Memoria, verdad, justicia, no repetición, son exigencias que una parte importante de la sociedad mexicana hemos comenzado -poco a poco- a metabolizar, así sea parcialmente, para reconstruir juntos -de nuevo- nuestros lazos sociales, abriéndonos a la alteridad, al sufrimiento de los otros, asumiéndolas como demandas propias. Esas exigencias de la sociedad civil, fueron relanzadas –sin volver a alcanzar las grandes movilizaciones iniciales- a raíz del informe preliminar del GIEI (Grupo de expertos independientes) sobre Ayotzinapa. Entrecruzándose, en este decurso, una plural y diversa serie de procesos y movimientos, aceleraron la autoconstitución -de un tejido asociativo- que logró dar voz, a las luchas de miles de familiares de personas desaparecidas, -y a las víctimas de otros graves delitos y violaciones de derechos fundamentales-, [-desde antes- del 2006 a la fecha].
Se trata de una realidad heterogénea, sangrante, dolorosa, donde la esperanza se abre camino, en medio –y a pensar- de una violencia atroz, endémica, persistente, con diferencias geográficas, y variaciones temporales, donde se pueden constatar –avances o mejoras- pero únicamente parciales, que no modifican -substancialmente- ni el diagnóstico, ni los problemas detectados en las políticas estatales, dirigidas a combatir sus causas. Contra la reducción de la solución a un modelo securitario cuyo eje central [más seguridad= mayor pie de fuerza, más armamento, más cárceles, más represión], se ha demostrado como una estrategia equivocada, en la medida en que estamos ante tramas mafiosas globales, sistémicas, económicas, sociales, que hunden sus raíces más allá del malestar en la cultura. Lo que debería llevarnos a un “compromiso histórico” con exigencias tales como: nuestra propia transformación “antropológica”, y una ruptura democrática constituyente.
Una parte fundamental de ese panorama, se ha sintetizado en un debate, de contenido crucial, alrededor de la “crisis de derechos humanos”, uno de cuyos más recientes avatares, ha sido el Informe “La situación de derechos humanos en México”, por parte de la Comisión Interamericana de Derechos Humanos. Donde por un lado, vemos los esfuerzos del Gobierno Mexicano por darle la vuelta, buscando evitar que la caracterización misma de “crisis de derechos humanos” pueda poner en juego “otro orden de sentido”, otra verdad, esta vez sí -efectivamente- “histórica”, que conspira contra el sentido común instituido, por demás contradictorio, formado por una endeble “verdad histórica” oficial… sin verosimilitud, muy próxima al “grado cero” de legitimidad. Prendida de alfileres, gracias a la labor incansable de los medios de comunicación hegemónicos, y a los restantes apuntalamientos del imaginario social dominante, incluyendo al Estado mismo.

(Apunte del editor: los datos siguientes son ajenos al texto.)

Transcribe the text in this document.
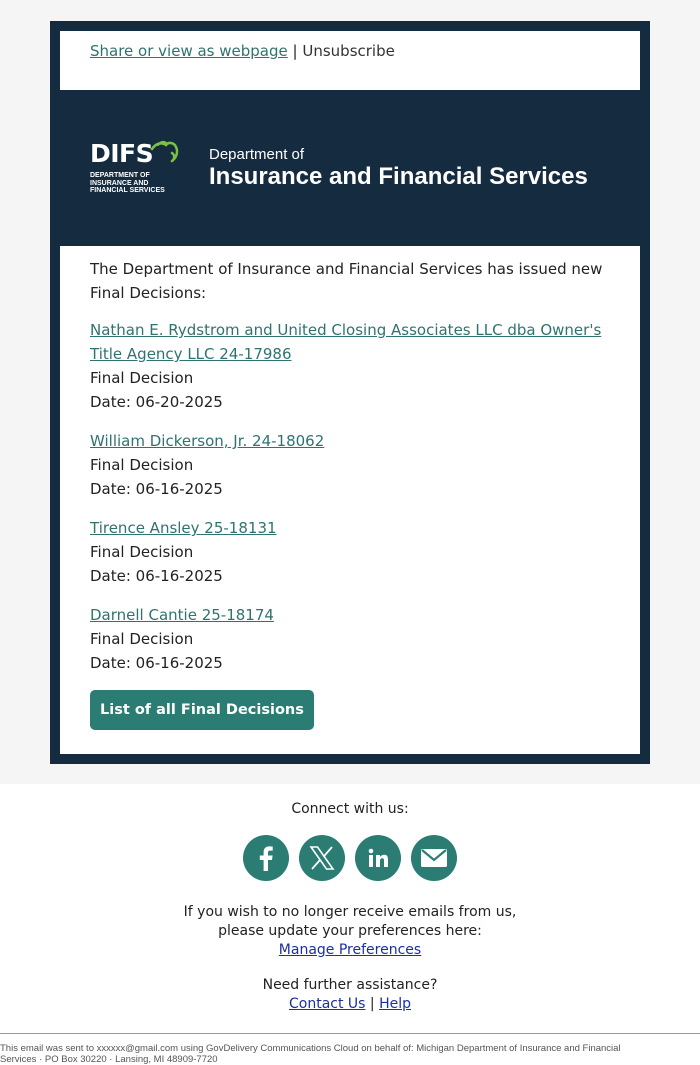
Share or view as webpage | Unsubscribe
DIFS
DEPARTMENT OF
INSURANCE AND
FINANCIAL SERVICES
Department of
Insurance and Financial Services
The Department of Insurance and Financial Services has issued new Final Decisions:
Nathan E. Rydstrom and United Closing Associates LLC dba Owner's Title Agency LLC 24-17986
Final Decision
Date: 06-20-2025
William Dickerson, Jr. 24-18062
Final Decision
Date: 06-16-2025
Tirence Ansley 25-18131
Final Decision
Date: 06-16-2025
Darnell Cantie 25-18174
Final Decision
Date: 06-16-2025
List of all Final Decisions
Connect with us:
If you wish to no longer receive emails from us,
please update your preferences here:
Manage Preferences
Need further assistance?
Contact Us | Help
This email was sent to xxxxxx@gmail.com using GovDelivery Communications Cloud on behalf of: Michigan Department of Insurance and Financial Services · PO Box 30220 · Lansing, MI 48909-7720
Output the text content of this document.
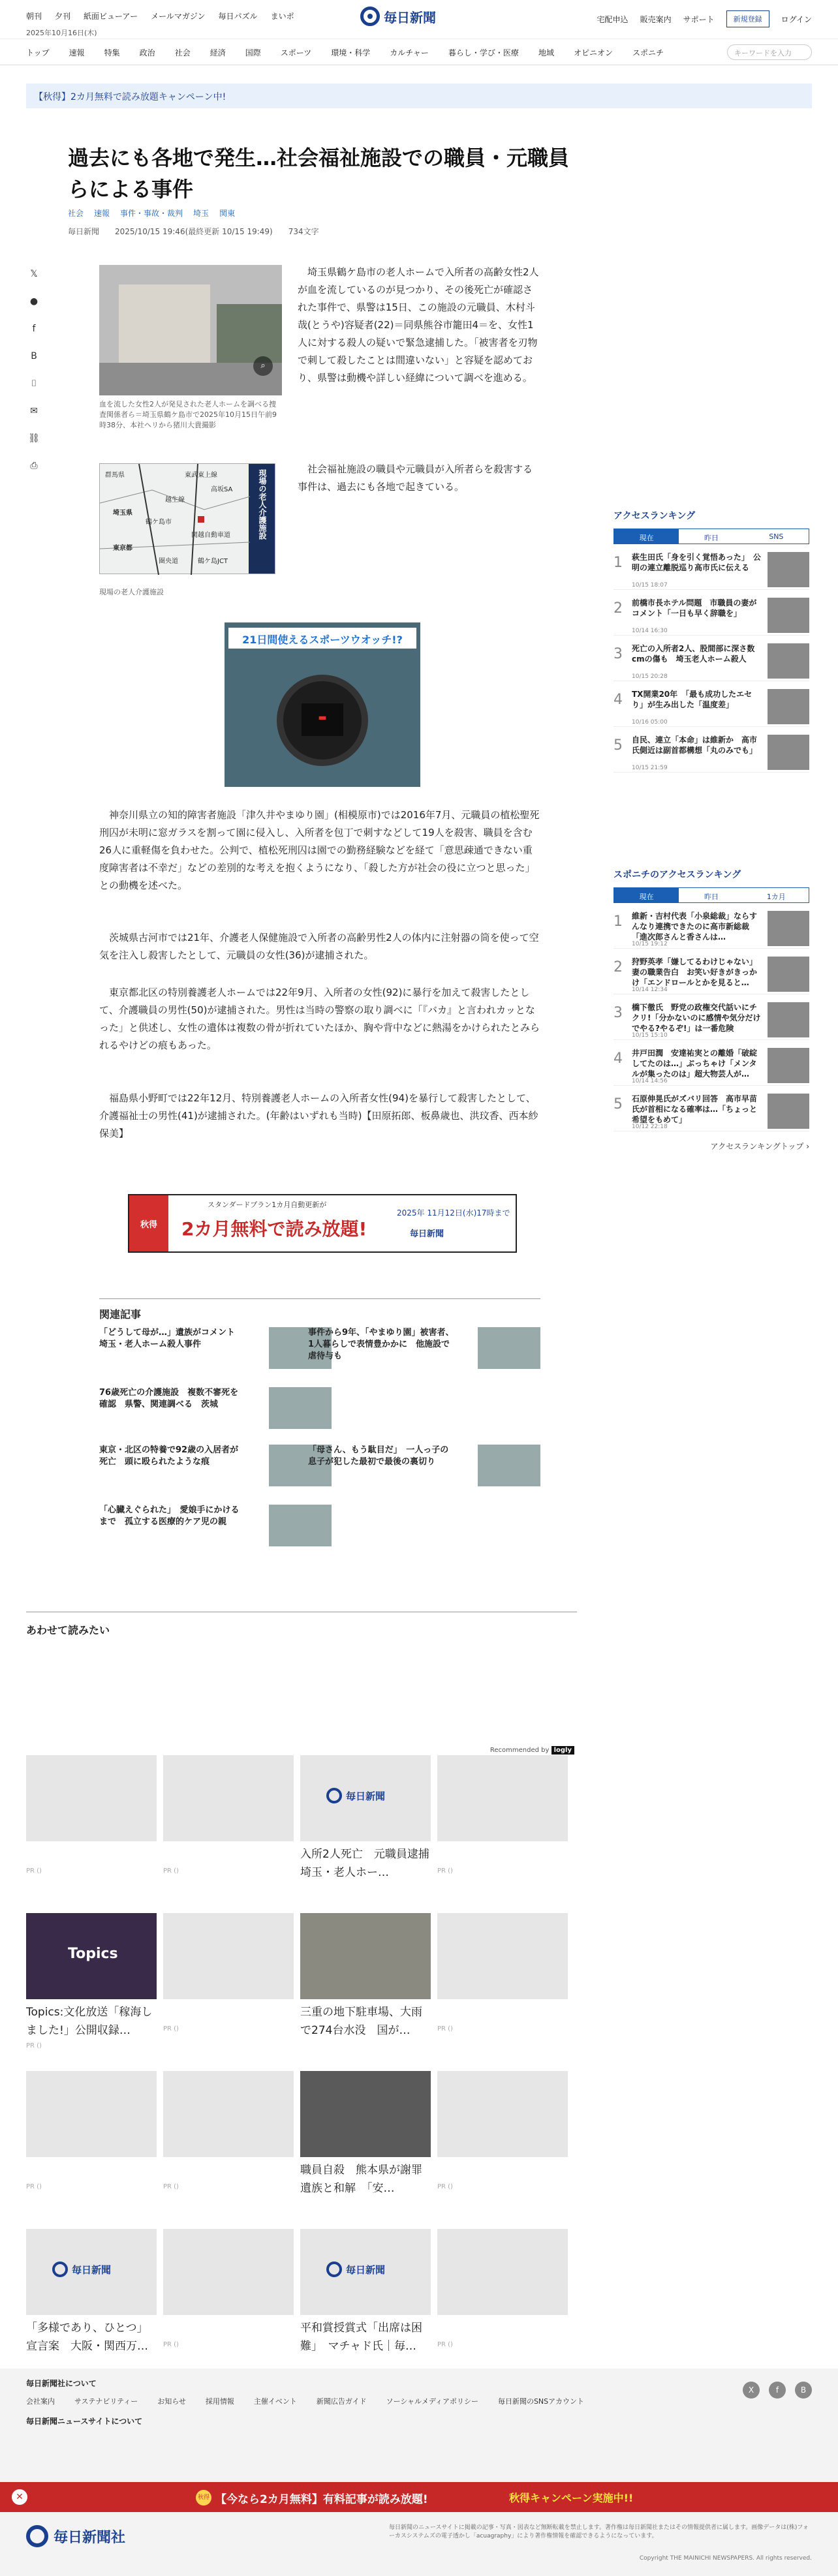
朝刊 夕刊 紙面ビューアー メールマガジン 毎日パズル まいポ
2025年10月16日(木)
毎日新聞	宅配申込 販売案内 サポート	新規登録	ログイン
トップ	速報	特集	政治	社会	経済	国際	スポーツ	環境・科学	カルチャー	暮らし・学び・医療	地域	オピニオン	スポニチ	キーワードを入力
【秋得】2カ月無料で読み放題キャンペーン中!
過去にも各地で発生…社会福祉施設での職員・元職員らによる事件
社会 速報 事件・事故・裁判 埼玉 関東
毎日新聞 2025/10/15 19:46(最終更新 10/15 19:49) 734文字
𝕏
●
f
B
⌷
✉
⛓
⎙
⌕
血を流した女性2人が発見された老人ホームを調べる捜査関係者ら＝埼玉県鶴ケ島市で2025年10月15日午前9時38分、本社ヘリから猪川大貴撮影
現場の老人介護施設
群馬県	東武東上線
高坂SA
越生線
埼玉県
鶴ケ島市
東京都
関越自動車道
圏央道	鶴ケ島JCT
現場の老人介護施設

埼玉県鶴ケ島市の老人ホームで入所者の高齢女性2人が血を流しているのが見つかり、その後死亡が確認された事件で、県警は15日、この施設の元職員、木村斗哉(とうや)容疑者(22)＝同県熊谷市籠田4＝を、女性1人に対する殺人の疑いで緊急逮捕した。「被害者を刃物で刺して殺したことは間違いない」と容疑を認めており、県警は動機や詳しい経緯について調べを進める。

社会福祉施設の職員や元職員が入所者らを殺害する事件は、過去にも各地で起きている。

21日間使えるスポーツウオッチ!?
▬

神奈川県立の知的障害者施設「津久井やまゆり園」(相模原市)では2016年7月、元職員の植松聖死刑囚が未明に窓ガラスを割って園に侵入し、入所者を包丁で刺すなどして19人を殺害、職員を含む26人に重軽傷を負わせた。公判で、植松死刑囚は園での勤務経験などを経て「意思疎通できない重度障害者は不幸だ」などの差別的な考えを抱くようになり、「殺した方が社会の役に立つと思った」との動機を述べた。

茨城県古河市では21年、介護老人保健施設で入所者の高齢男性2人の体内に注射器の筒を使って空気を注入し殺害したとして、元職員の女性(36)が逮捕された。

東京都北区の特別養護老人ホームでは22年9月、入所者の女性(92)に暴行を加えて殺害したとして、介護職員の男性(50)が逮捕された。男性は当時の警察の取り調べに「『バカ』と言われカッとなった」と供述し、女性の遺体は複数の骨が折れていたほか、胸や背中などに熱湯をかけられたとみられるやけどの痕もあった。

福島県小野町では22年12月、特別養護老人ホームの入所者女性(94)を暴行して殺害したとして、介護福祉士の男性(41)が逮捕された。(年齢はいずれも当時)【田原拓郎、板鼻歳也、洪玟香、西本紗保美】

秋得
スタンダードプラン1カ月自動更新が
2カ月無料で読み放題!
2025年 11月12日(水)17時まで
毎日新聞
関連記事
「どうして母が…」遺族がコメント　埼玉・老人ホーム殺人事件
事件から9年、「やまゆり園」被害者、1人暮らしで表情豊かかに　他施設で虐待与も
76歳死亡の介護施設　複数不審死を確認　県警、関連調べる　茨城
東京・北区の特養で92歳の入居者が死亡　頭に殴られたような痕
「母さん、もう駄目だ」　一人っ子の息子が犯した最初で最後の裏切り
「心臓えぐられた」　愛娘手にかけるまで　孤立する医療的ケア児の親
あわせて読みたい
Recommended by logly
PR ()	PR ()
毎日新聞
入所2人死亡　元職員逮捕　埼玉・老人ホー…	PR ()
Topics
Topics:文化放送「稼海しました!」公開収録…
PR ()
PR ()
三重の地下駐車場、大雨で274台水没　国が…	PR ()
PR ()	PR ()
職員自殺　熊本県が謝罪　遺族と和解　「安…	PR ()
毎日新聞
「多様であり、ひとつ」宣言案　大阪・関西万…	PR ()
毎日新聞
平和賞授賞式「出席は困難」　マチャド氏｜毎…	PR ()
アクセスランキング
現在	昨日	SNS
1 萩生田氏「身を引く覚悟あった」　公明の連立離脱巡り高市氏に伝える
10/15 18:07
2 前橋市長ホテル問題　市職員の妻がコメント「一日も早く辞職を」
10/14 16:30
3 死亡の入所者2人、股間部に深さ数cmの傷も　埼玉老人ホーム殺人
10/15 20:28
4 TX開業20年　「最も成功したエセり」が生み出した「温度差」
10/16 05:00
5 自民、連立「本命」は維新か　高市氏側近は副首都構想「丸のみでも」
10/15 21:59
スポニチのアクセスランキング
現在	昨日	1カ月
1 維新・吉村代表「小泉総裁」ならすんなり連携できたのに高市新総裁　「進次郎さんと香さんは…
10/15 19:12
2 狩野英孝「嫌してるわけじゃない」妻の職業告白　お笑い好きがきっかけ「エンドロールとかを見ると…
10/14 12:34
3 橋下徹氏　野党の政権交代話いにチクリ!「分かないのに感情や気分だけでやる?やるぞ!」は一番危険
10/15 15:10
4 井戸田潤　安達祐実との離婚「破綻してたのは…」ぶっちゃけ「メンタルが集ったのは」超大物芸人が…
10/14 14:56
5 石原伸晃氏がズバリ回答　高市早苗氏が首相になる確率は…「ちょっと希望をもめて」
10/12 22:18
アクセスランキングトップ ›
毎日新聞社について
会社案内	サステナビリティー	お知らせ	採用情報	主催イベント	新聞広告ガイド	ソーシャルメディアポリシー	毎日新聞のSNSアカウント
毎日新聞ニュースサイトについて
X	f	B
✕	秋得 【今なら2カ月無料】有料記事が読み放題!	秋得キャンペーン実施中!!
毎日新聞社
毎日新聞のニュースサイトに掲載の記事・写真・図表など無断転載を禁止します。著作権は毎日新聞社またはその情報提供者に属します。画像データは(株)フォーカスシステムズの電子透かし「acuagraphy」により著作権情報を確認できるようになっています。
Copyright THE MAINICHI NEWSPAPERS. All rights reserved.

Mientras, por el otro lado, apuntalada por el esfuerzo -hasta ahora sostenido- de familiares, inmersos en un intenso -y muy difícil- esfuerzo de auto-organización, desde la particular perspectiva de los derechos humanos, los diversos movimientos de familiares de personas desaparecidas, y de las organizaciones que les acompañamos consideramos, las aportaciones de la Comisión Interamericana de Derechos Humanos, como un valioso apoyo para continuar construyendo una visión crítica del mundo de significaciones del poder y la política, capaces de permitirnos transitar del dolor psíquico, a la elaboración del duelo; desde ese sujeto sin palabras, al empoderamiento propio de sujetos sociales -y políticos-, capaces de una autoalteridad sostenida, donde las personas –y colectividades- afectadas encontremos -y seamos a la vez- portadores de significaciones capaces de destronar estas “democracias corruptas”.
Lo que debería de conducirnos –en consecuencia- a impulsar un cambio, a transformar un sistema empeñado en establecer un pacto social regresivo [del Estado de derecho al Estado de seguridad], que es antinómico –y antagónico- al mundo común al que aspiramos; basado este último, en la invención de instituciones que nos permitan ir más allá de la actual desestructuración/reestructuración societal, y de todo lo que ella genera de sufrimiento y desamparo a nivel subjetivo -y objetivo-. Creando un mundo común, ligado a una historia, a un presente, y a un provenir donde sea posible vivir construyendo la paz con justicia y dignidad.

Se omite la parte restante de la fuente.